L’espressione della donna cambiò di colpo.
Gli occhi si fecero duri.

— No, grazie — disse fredda, facendo un passo indietro. — Ho sentito parlare di lei. Sempre da sola, con quel bambino. Nessun marito… Non mi sembra una situazione molto… seria.

Amina deglutì.

— Il cibo è perfettamente pulito, glielo assicuro. E se non le piace, non paga.

— Le ho detto di no — tagliò corto la vicina, stringendosi il cappotto addosso. — E un consiglio: smetta di fare “ristorante” in casa. Questa è una zona tranquilla. Non abbiamo bisogno di problemi.

Voltò le spalle e se ne andò, lasciandosi dietro una scia di profumo costoso e di giudizio.

Amina richiuse la porta piano, come se un gesto brusco potesse farla crollare.
Il petto le bruciava non per il freddo, ma per l’umiliazione.

Guardò Luca, che la fissava con gli occhi grandi e fiduciosi.

— Va tutto bene, amore — sussurrò, prendendolo in braccio. — La mamma troverà una soluzione. Te lo prometto.

Ma guardando la “trattoria” vuota e il pollo rimasto nei vassoi, non era sicura di poter mantenere quella promessa.


Passarono tre settimane.

Quattro clienti in totale.
Quattro persone che avevano assaggiato il pollo della nonna e avevano chiuso gli occhi dal piacere, dichiarandolo il migliore della loro vita.
Ma quattro clienti non pagano l’affitto, né la luce, né il gas.

Il cumulo di bollette sulla tavola cresceva ogni giorno, come una piccola montagna minacciosa.

Il 23 dicembre il cielo si fece di un grigio pesante. Al telegiornale parlavano della “peggior nevicata degli ultimi vent’anni”.
Amina mescolava una pentola di zuppa di pollo e gnocchetti, cercando almeno di tenere la cucina calda.

— Mamma, freddo… — disse Luca dal seggiolone, massaggiandosi le mani.

Amina alzò il fornello e lo avvolse in un’altra coperta.

Verso sera, la neve cominciò a cadere fitta, come se il cielo si fosse aperto. In poco tempo i marciapiedi sparirono sotto un tappeto bianco.
Le poche auto che passavano di solito in fondo alla via sparirono del tutto.

La notte fu un concerto di vento che ululava tra le case e rami che scricchiolavano sotto il peso della neve.

La mattina della vigilia, Amina si svegliò in una casa che sembrava un frigorifero.
Ogni respiro formava una nuvoletta davanti alla bocca. Luca tremava nonostante gli strati di vestiti.

Corse a controllare la caldaia: sul piccolo display lampeggiava un codice di errore incomprensibile.

— No, adesso no… ti prego — ripeteva premendo tasti a caso.

Chiamò il numero dell’assistenza. Una voce registrata, cortese ma fredda, la informò che, a causa del maltempo, gli interventi non urgenti sarebbero stati rimandati di 72 ore.

— Settantadue ore? — ripeté ad alta voce, come se così potesse suonare meno terribile.

Luca cominciò a piangere, un pianto sottile e continuo, come un fischio che le trapassava il cuore.

La corrente saltò nel pomeriggio, con un “clic” secco.
Il frigo si spense. Le luci morirono. Il silenzio fu interrotto solo dal vento e dai singhiozzi del bambino.
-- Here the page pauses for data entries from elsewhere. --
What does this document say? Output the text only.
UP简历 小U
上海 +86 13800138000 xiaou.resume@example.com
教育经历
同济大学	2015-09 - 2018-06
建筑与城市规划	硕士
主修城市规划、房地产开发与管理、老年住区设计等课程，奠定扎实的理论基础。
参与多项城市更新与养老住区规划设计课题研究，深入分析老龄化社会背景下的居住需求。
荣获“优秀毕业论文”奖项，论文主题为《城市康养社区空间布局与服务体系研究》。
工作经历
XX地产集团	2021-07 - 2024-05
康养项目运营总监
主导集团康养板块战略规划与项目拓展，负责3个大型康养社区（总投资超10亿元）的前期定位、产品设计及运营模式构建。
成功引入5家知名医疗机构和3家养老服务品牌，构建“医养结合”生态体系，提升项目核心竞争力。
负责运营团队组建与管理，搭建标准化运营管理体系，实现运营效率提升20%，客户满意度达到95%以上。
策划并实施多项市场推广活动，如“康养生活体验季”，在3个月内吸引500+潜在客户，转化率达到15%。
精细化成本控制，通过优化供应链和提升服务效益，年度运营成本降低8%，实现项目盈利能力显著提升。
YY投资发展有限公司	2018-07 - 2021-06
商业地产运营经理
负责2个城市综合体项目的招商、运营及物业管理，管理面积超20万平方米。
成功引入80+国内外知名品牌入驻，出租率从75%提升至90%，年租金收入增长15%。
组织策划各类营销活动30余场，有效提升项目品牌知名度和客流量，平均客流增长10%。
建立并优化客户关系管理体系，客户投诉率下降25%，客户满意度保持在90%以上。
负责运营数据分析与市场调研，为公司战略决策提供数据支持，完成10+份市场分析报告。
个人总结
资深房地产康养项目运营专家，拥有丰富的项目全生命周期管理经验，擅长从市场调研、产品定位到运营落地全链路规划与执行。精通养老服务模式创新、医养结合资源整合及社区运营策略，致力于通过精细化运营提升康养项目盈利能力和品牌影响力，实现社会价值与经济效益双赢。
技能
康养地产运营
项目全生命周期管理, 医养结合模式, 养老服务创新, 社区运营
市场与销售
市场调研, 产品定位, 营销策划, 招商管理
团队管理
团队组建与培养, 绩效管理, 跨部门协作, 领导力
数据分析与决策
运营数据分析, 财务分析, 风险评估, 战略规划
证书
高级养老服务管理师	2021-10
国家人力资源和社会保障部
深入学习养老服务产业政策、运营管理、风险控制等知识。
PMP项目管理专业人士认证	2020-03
Per fortuna il gas funzionava ancora.
Amina accese tutti i fuochi, mise pentole d’acqua a bollire per creare un po’ di vapore caldo, aprì lo sportello del forno.

— Staremo qui, in cucina — disse a Luca, che tremava tra le braccia. — Abbiamo cibo, abbiamo coperte. Ce la faremo, amore mio. Promesso.
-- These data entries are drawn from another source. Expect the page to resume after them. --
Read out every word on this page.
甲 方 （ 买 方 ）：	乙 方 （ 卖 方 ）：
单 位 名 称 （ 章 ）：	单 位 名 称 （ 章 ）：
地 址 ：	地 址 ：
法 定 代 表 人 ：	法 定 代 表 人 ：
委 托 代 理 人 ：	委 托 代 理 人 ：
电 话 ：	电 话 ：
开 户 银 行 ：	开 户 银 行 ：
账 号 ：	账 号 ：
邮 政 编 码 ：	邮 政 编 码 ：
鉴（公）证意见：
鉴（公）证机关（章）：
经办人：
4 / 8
La dispensa, riempita per la trattoria, si rivelò una benedizione: riso, legumi, conserve, farina, olio.
Se fosse stata da sola, sarebbe bastato per una settimana. Ma un bambino malato non vive di conti razionali.
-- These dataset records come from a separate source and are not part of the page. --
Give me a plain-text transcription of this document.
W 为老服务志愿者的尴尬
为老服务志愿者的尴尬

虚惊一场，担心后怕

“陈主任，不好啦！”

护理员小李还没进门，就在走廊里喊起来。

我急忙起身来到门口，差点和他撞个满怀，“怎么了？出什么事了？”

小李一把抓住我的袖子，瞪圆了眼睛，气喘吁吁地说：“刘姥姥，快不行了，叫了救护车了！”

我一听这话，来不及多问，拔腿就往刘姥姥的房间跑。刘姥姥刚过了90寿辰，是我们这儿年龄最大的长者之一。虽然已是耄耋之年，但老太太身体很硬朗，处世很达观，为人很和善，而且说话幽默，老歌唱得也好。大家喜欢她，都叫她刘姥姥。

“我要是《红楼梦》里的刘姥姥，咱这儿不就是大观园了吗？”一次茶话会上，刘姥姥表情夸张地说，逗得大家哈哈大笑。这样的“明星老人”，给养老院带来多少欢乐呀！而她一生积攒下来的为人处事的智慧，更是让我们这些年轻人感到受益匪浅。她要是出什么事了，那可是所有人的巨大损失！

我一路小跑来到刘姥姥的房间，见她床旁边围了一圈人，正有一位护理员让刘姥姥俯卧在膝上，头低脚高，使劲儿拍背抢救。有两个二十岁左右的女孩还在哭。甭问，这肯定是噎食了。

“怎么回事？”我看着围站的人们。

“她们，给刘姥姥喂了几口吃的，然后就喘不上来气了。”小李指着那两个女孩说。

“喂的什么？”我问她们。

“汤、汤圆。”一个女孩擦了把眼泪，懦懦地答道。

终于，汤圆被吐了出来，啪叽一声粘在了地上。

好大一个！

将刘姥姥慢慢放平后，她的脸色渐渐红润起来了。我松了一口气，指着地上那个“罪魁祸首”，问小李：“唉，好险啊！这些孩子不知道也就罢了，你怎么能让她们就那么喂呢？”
Il secondo giorno il freddo diventò quasi insopportabile.
Amina si avvolse in tutto ciò che trovò: cappotti vecchi, sciarpe, asciugamani. Fece lo stesso con Luca.
Dormivano seduti, schiena al muro, davanti al forno, come due naufraghi davanti a un fuoco sempre troppo piccolo.

Lui tossiva di tanto in tanto, una tosse che le suonava come una sirena d’allarme nella testa.

La neve si era accumulata così tanto davanti alle finestre che filtrava pochissima luce. Sembravano murati vivi in un igloo.

La terza notte il vento urlava come una bestia ferita.